O Agrimip assumiu como desafio identificar as melhores práticas de manejo da cigarrinha-do-milho (Daubulus maidis). “Não é uma lagarta, não é um percevejo, mas um ‘ator’ que entra no sistema de milho, um inseto diferente do que se está acostumado a manejar”, enfatiza Regiane. “O que mais causa prejuízo é o fato de a praga ser um vetor, que ao sugar a seiva da planta, adquire fitopatógenos (molicutes e vírus). Vêm daí a virose e os enfezamentos transmitidos pela cigarrinha à cultura, limitantes para a produção de milho”, explica a pesquisadora e pós-doutora em entomologia Regiane Oliveira, do grupo Agrimip.

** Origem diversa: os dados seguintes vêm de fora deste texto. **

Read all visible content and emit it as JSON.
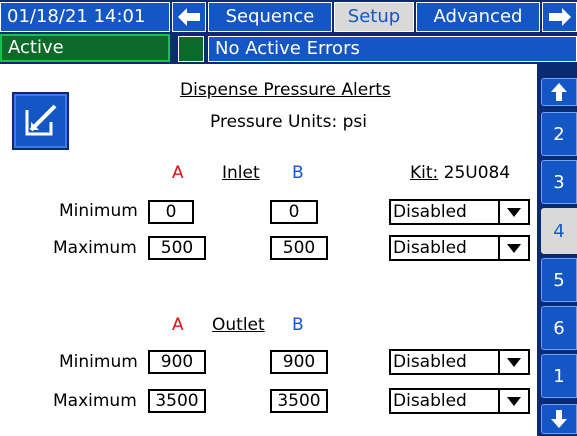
{
  "header": {
    "datetime": "01/18/21 14:01",
    "tabs": [
      {
        "label": "Sequence"
      },
      {
        "label": "Setup"
      },
      {
        "label": "Advanced"
      }
    ],
    "status": "Active",
    "errors": "No Active Errors"
  },
  "page": {
    "title": "Dispense Pressure Alerts",
    "units": "Pressure Units: psi",
    "kit": "Kit: 25U084",
    "kit_label": "Kit:",
    "kit_value": " 25U084"
  },
  "inlet": {
    "heading": "Inlet",
    "a_label": "A",
    "b_label": "B",
    "min_label": "Minimum",
    "max_label": "Maximum",
    "min_a": "0",
    "min_b": "0",
    "max_a": "500",
    "max_b": "500",
    "min_mode": "Disabled",
    "max_mode": "Disabled"
  },
  "outlet": {
    "heading": "Outlet",
    "a_label": "A",
    "b_label": "B",
    "min_label": "Minimum",
    "max_label": "Maximum",
    "min_a": "900",
    "min_b": "900",
    "max_a": "3500",
    "max_b": "3500",
    "min_mode": "Disabled",
    "max_mode": "Disabled"
  },
  "pager": {
    "tabs": [
      "2",
      "3",
      "4",
      "5",
      "6",
      "1"
    ],
    "selected": "4"
  },
  "icons": {
    "back": "arrow-left-icon",
    "forward": "arrow-right-icon",
    "up": "arrow-up-icon",
    "down": "arrow-down-icon",
    "edit": "edit-icon",
    "dropdown": "dropdown-triangle-icon"
  },
  "colors": {
    "header_bg": "#0a2b6f",
    "tab_blue": "#1457c4",
    "selected_tab": "#d9d9d9",
    "status_green": "#0d6b2a",
    "a_color": "#e01010",
    "b_color": "#1555d0"
  }
}
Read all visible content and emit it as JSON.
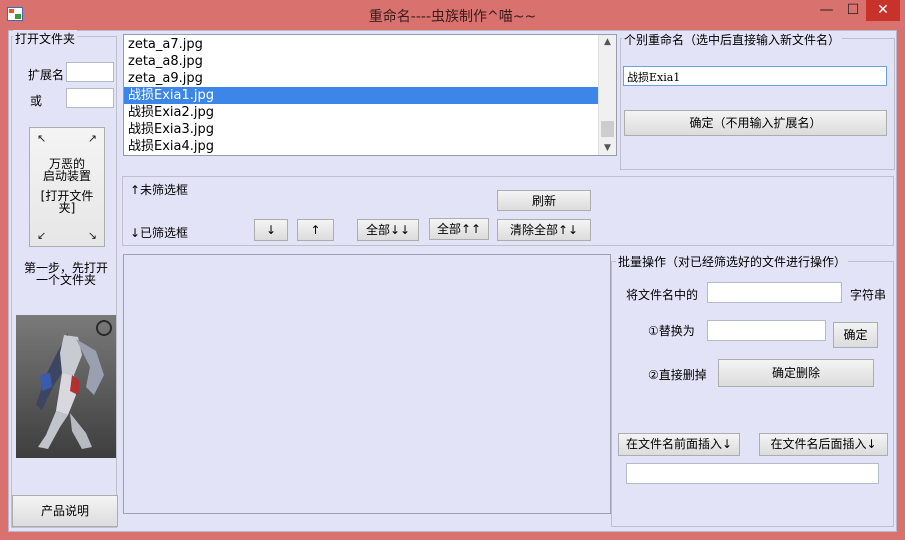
{
  "window": {
    "title": "重命名----虫族制作^喵~~",
    "min": "—",
    "max": "☐",
    "close": "✕"
  },
  "left": {
    "group_title": "打开文件夹",
    "ext_label": "扩展名",
    "or_label": "或",
    "ext_value": "",
    "or_value": "",
    "big_button": {
      "line1": "万恶的",
      "line2": "启动装置",
      "line3": "[打开文件",
      "line4": "夹]"
    },
    "step_text": "第一步，先打开一个文件夹",
    "product_button": "产品说明"
  },
  "file_list": {
    "items": [
      "zeta_a7.jpg",
      "zeta_a8.jpg",
      "zeta_a9.jpg",
      "战损Exia1.jpg",
      "战损Exia2.jpg",
      "战损Exia3.jpg",
      "战损Exia4.jpg"
    ],
    "selected_index": 3
  },
  "rename_single": {
    "group_title": "个别重命名（选中后直接输入新文件名）",
    "input_value": "战损Exia1",
    "confirm_button": "确定（不用输入扩展名）"
  },
  "filter": {
    "unfiltered_label": "↑未筛选框",
    "filtered_label": "↓已筛选框",
    "refresh_button": "刷新",
    "down_button": "↓",
    "up_button": "↑",
    "all_down_button": "全部↓↓",
    "all_up_button": "全部↑↑",
    "clear_all_button": "清除全部↑↓"
  },
  "batch": {
    "group_title": "批量操作（对已经筛选好的文件进行操作）",
    "prefix_label": "将文件名中的",
    "suffix_label": "字符串",
    "find_value": "",
    "replace_label": "①替换为",
    "replace_value": "",
    "replace_confirm": "确定",
    "delete_label": "②直接删掉",
    "delete_confirm": "确定删除",
    "insert_front_button": "在文件名前面插入↓",
    "insert_back_button": "在文件名后面插入↓",
    "insert_value": ""
  }
}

De acordo com ela, nos dias de hoje existem relatos técnicos e acadêmicos de que a ‘cigarrinha’ já afeta a produção de milho em toda a fronteira agrícola brasileira, embora o Agrimip, o grupo de pesquisas da Unesp Botucatu, tenha priorizado o estudo da praga no estado de São Paulo.

Cigarrinha do milho ovos credito Regiane
Cigarrinha-do-milho ovos. Foto: Regiane Oliveira

Como a cigarrinha afeta a planta:

A pesquisadora explica que as doenças disseminadas pela praga bloqueiam a circulação de seiva nas plantas e as fêmeas da praga têm acesso a plantas de milho num raio de até 14 km de distância. Além disso, a cigarrinha prefere a planta de milho mais nova, de até 30 dias, 40 dias.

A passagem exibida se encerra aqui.